Fadil Alkhaldy è nato e cresciuto nel campo profughi di Jabaliya. Lavora con Uawc, l’Union of Agricultural Work Committees, tra le più note e radicate organizzazioni della società civile palestinese. Una delle sei che nel 2021 Israele mise al bando bollandole come associazioni terroristiche: «Una decisione politica volta a scoraggiare Uawc dal suo importante ruolo di sostegno al settore agricolo. Operiamo in conformità con la legge palestinese e internazionale», risponde Alkhaldy.

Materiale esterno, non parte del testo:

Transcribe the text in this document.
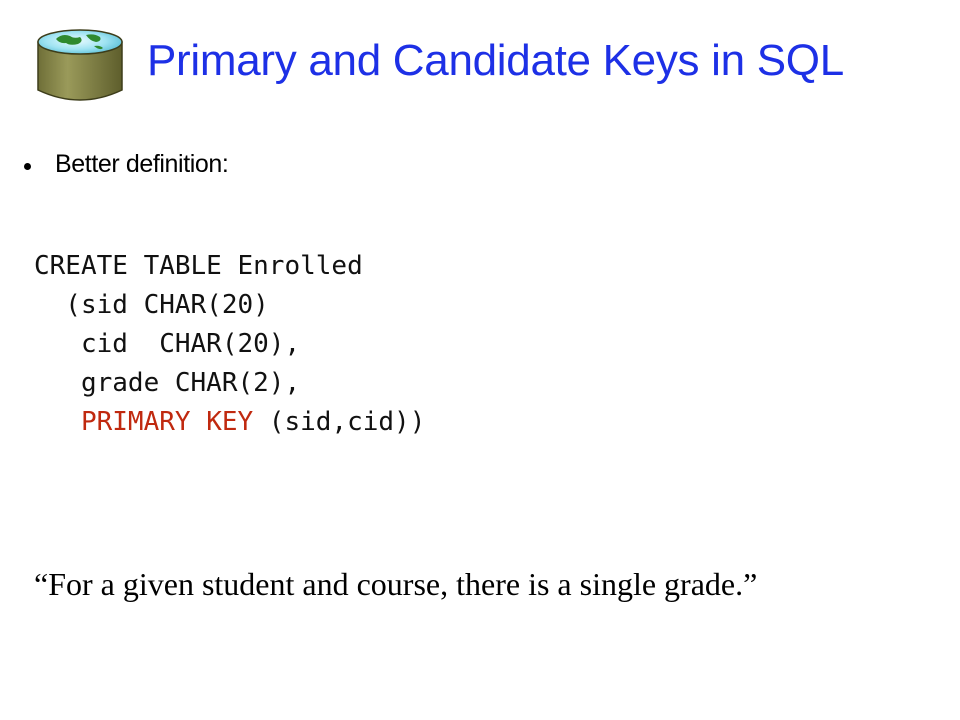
Primary and Candidate Keys in SQL
Better definition:
CREATE TABLE Enrolled
(sid CHAR(20)
cid  CHAR(20),
grade CHAR(2),
PRIMARY KEY (sid,cid))
“For a given student and course, there is a single grade.”
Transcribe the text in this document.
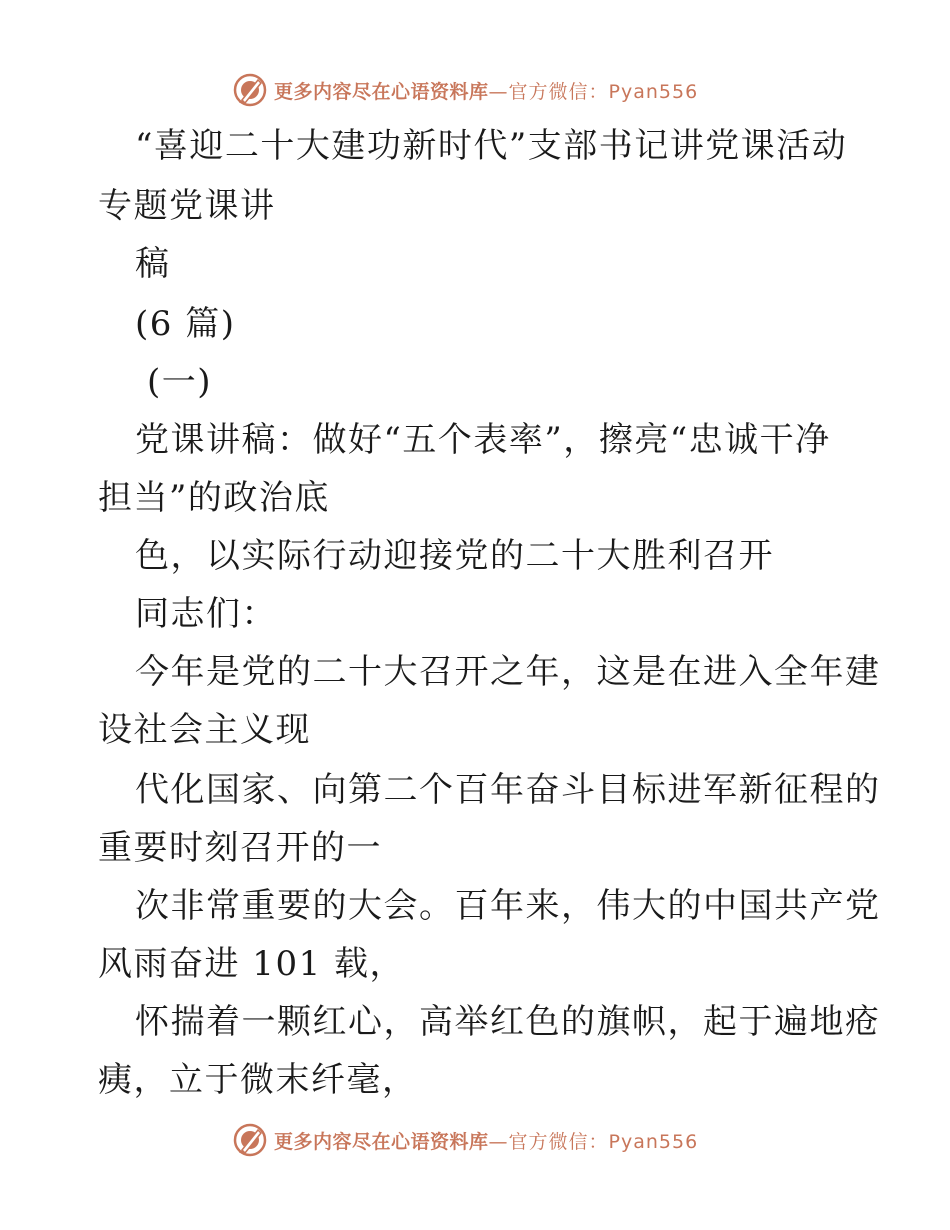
更多内容尽在心语资料库 —官方微信：Pyan556
“喜迎二十大建功新时代”支部书记讲党课活动
专题党课讲
稿
(6 篇)
(一)
党课讲稿：做好“五个表率”，擦亮“忠诚干净
担当”的政治底
色，以实际行动迎接党的二十大胜利召开
同志们：
今年是党的二十大召开之年，这是在进入全年建
设社会主义现
代化国家、向第二个百年奋斗目标进军新征程的
重要时刻召开的一
次非常重要的大会。百年来，伟大的中国共产党
风雨奋进 101 载，
怀揣着一颗红心，高举红色的旗帜，起于遍地疮
痍，立于微末纤毫，
更多内容尽在心语资料库 —官方微信：Pyan556
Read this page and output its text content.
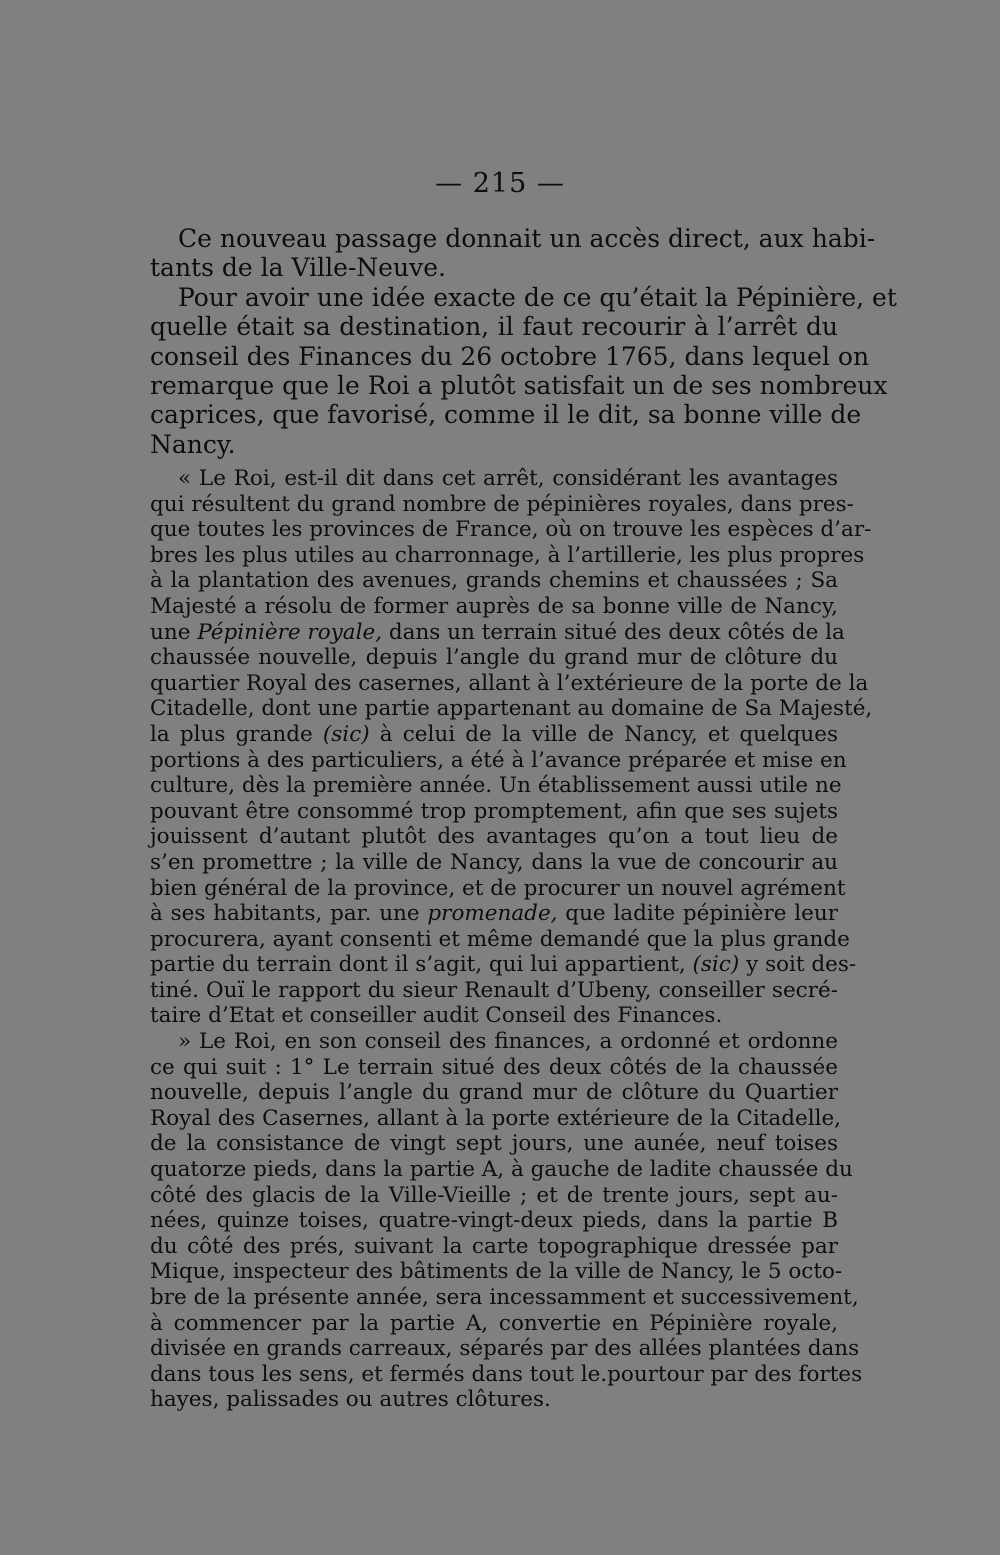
— 215 —
Ce nouveau passage donnait un accès direct, aux habi-
tants de la Ville-Neuve.
Pour avoir une idée exacte de ce qu’était la Pépinière, et
quelle était sa destination, il faut recourir à l’arrêt du
conseil des Finances du 26 octobre 1765, dans lequel on
remarque que le Roi a plutôt satisfait un de ses nombreux
caprices, que favorisé, comme il le dit, sa bonne ville de
Nancy.
« Le Roi, est-il dit dans cet arrêt, considérant les avantages
qui résultent du grand nombre de pépinières royales, dans pres-
que toutes les provinces de France, où on trouve les espèces d’ar-
bres les plus utiles au charronnage, à l’artillerie, les plus propres
à la plantation des avenues, grands chemins et chaussées ; Sa
Majesté a résolu de former auprès de sa bonne ville de Nancy,
une Pépinière royale, dans un terrain situé des deux côtés de la
chaussée nouvelle, depuis l’angle du grand mur de clôture du
quartier Royal des casernes, allant à l’extérieure de la porte de la
Citadelle, dont une partie appartenant au domaine de Sa Majesté,
la plus grande (sic) à celui de la ville de Nancy, et quelques
portions à des particuliers, a été à l’avance préparée et mise en
culture, dès la première année. Un établissement aussi utile ne
pouvant être consommé trop promptement, afin que ses sujets
jouissent d’autant plutôt des avantages qu’on a tout lieu de
s’en promettre ; la ville de Nancy, dans la vue de concourir au
bien général de la province, et de procurer un nouvel agrément
à ses habitants, par. une promenade, que ladite pépinière leur
procurera, ayant consenti et même demandé que la plus grande
partie du terrain dont il s’agit, qui lui appartient, (sic) y soit des-
tiné. Ouï le rapport du sieur Renault d’Ubeny, conseiller secré-
taire d’Etat et conseiller audit Conseil des Finances.
» Le Roi, en son conseil des finances, a ordonné et ordonne
ce qui suit : 1° Le terrain situé des deux côtés de la chaussée
nouvelle, depuis l’angle du grand mur de clôture du Quartier
Royal des Casernes, allant à la porte extérieure de la Citadelle,
de la consistance de vingt sept jours, une aunée, neuf toises
quatorze pieds, dans la partie A, à gauche de ladite chaussée du
côté des glacis de la Ville-Vieille ; et de trente jours, sept au-
nées, quinze toises, quatre-vingt-deux pieds, dans la partie B
du côté des prés, suivant la carte topographique dressée par
Mique, inspecteur des bâtiments de la ville de Nancy, le 5 octo-
bre de la présente année, sera incessamment et successivement,
à commencer par la partie A, convertie en Pépinière royale,
divisée en grands carreaux, séparés par des allées plantées dans
dans tous les sens, et fermés dans tout le.pourtour par des fortes
hayes, palissades ou autres clôtures.
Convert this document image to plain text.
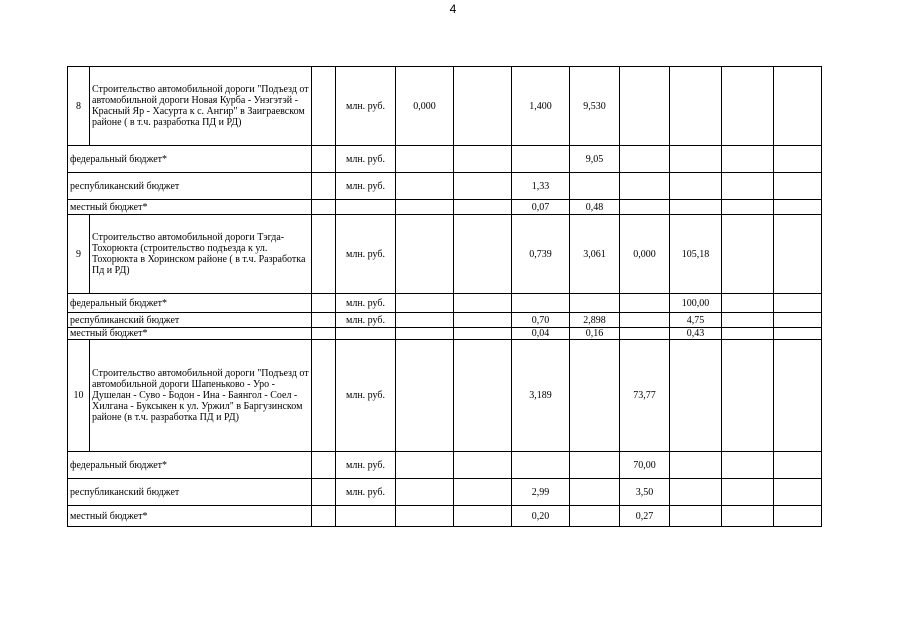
4
8	Строительство автомобильной дороги "Подъезд от автомобильной дороги Новая Курба - Унэгэтэй - Красный Яр - Хасурта к с. Ангир" в Заиграевском районе ( в т.ч. разработка ПД и РД)		млн. руб.	0,000		1,400	9,530				
федеральный бюджет*			млн. руб.				9,05				
республиканский бюджет			млн. руб.			1,33					
местный бюджет*						0,07	0,48				
9	Строительство автомобильной дороги Тэгда-Тохорюкта (строительство подъезда к ул. Тохорюкта в Хоринском районе ( в т.ч. Разработка Пд и РД)		млн. руб.			0,739	3,061	0,000	105,18		
федеральный бюджет*			млн. руб.						100,00		
республиканский бюджет			млн. руб.			0,70	2,898		4,75		
местный бюджет*						0,04	0,16		0,43		
10	Строительство автомобильной дороги "Подъезд от автомобильной дороги Шапеньково - Уро - Душелан - Суво - Бодон - Ина - Баянгол - Соел - Хилгана - Буксыкен к ул. Уржил" в Баргузинском районе (в т.ч. разработка ПД и РД)		млн. руб.			3,189		73,77			
федеральный бюджет*			млн. руб.					70,00			
республиканский бюджет			млн. руб.			2,99		3,50			
местный бюджет*						0,20		0,27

È in Italia per una serie di iniziative, da Torino a Napoli dove domani 23 gennaio alle 15.30 parlerà all’Università Federico II. Racconta dell’ecocidio commesso da Israele nella Striscia, prima e dopo il 7 ottobre. «Questi 15 mesi hanno visto lo sterminio di tutte le forme di vita – dice al manifesto – Lo sterminio della terra e degli esseri umani. L’ecocidio si è realizzato con lo sradicamento degli alberi, la distruzione di aree agricole e pozzi d’acqua, l’uccisione dei contadini. Con l’inquinamento delle falde acquifere per il pompaggio di acqua di mare nei tunnel e l’abbattimento deliberato degli animali da allevamento».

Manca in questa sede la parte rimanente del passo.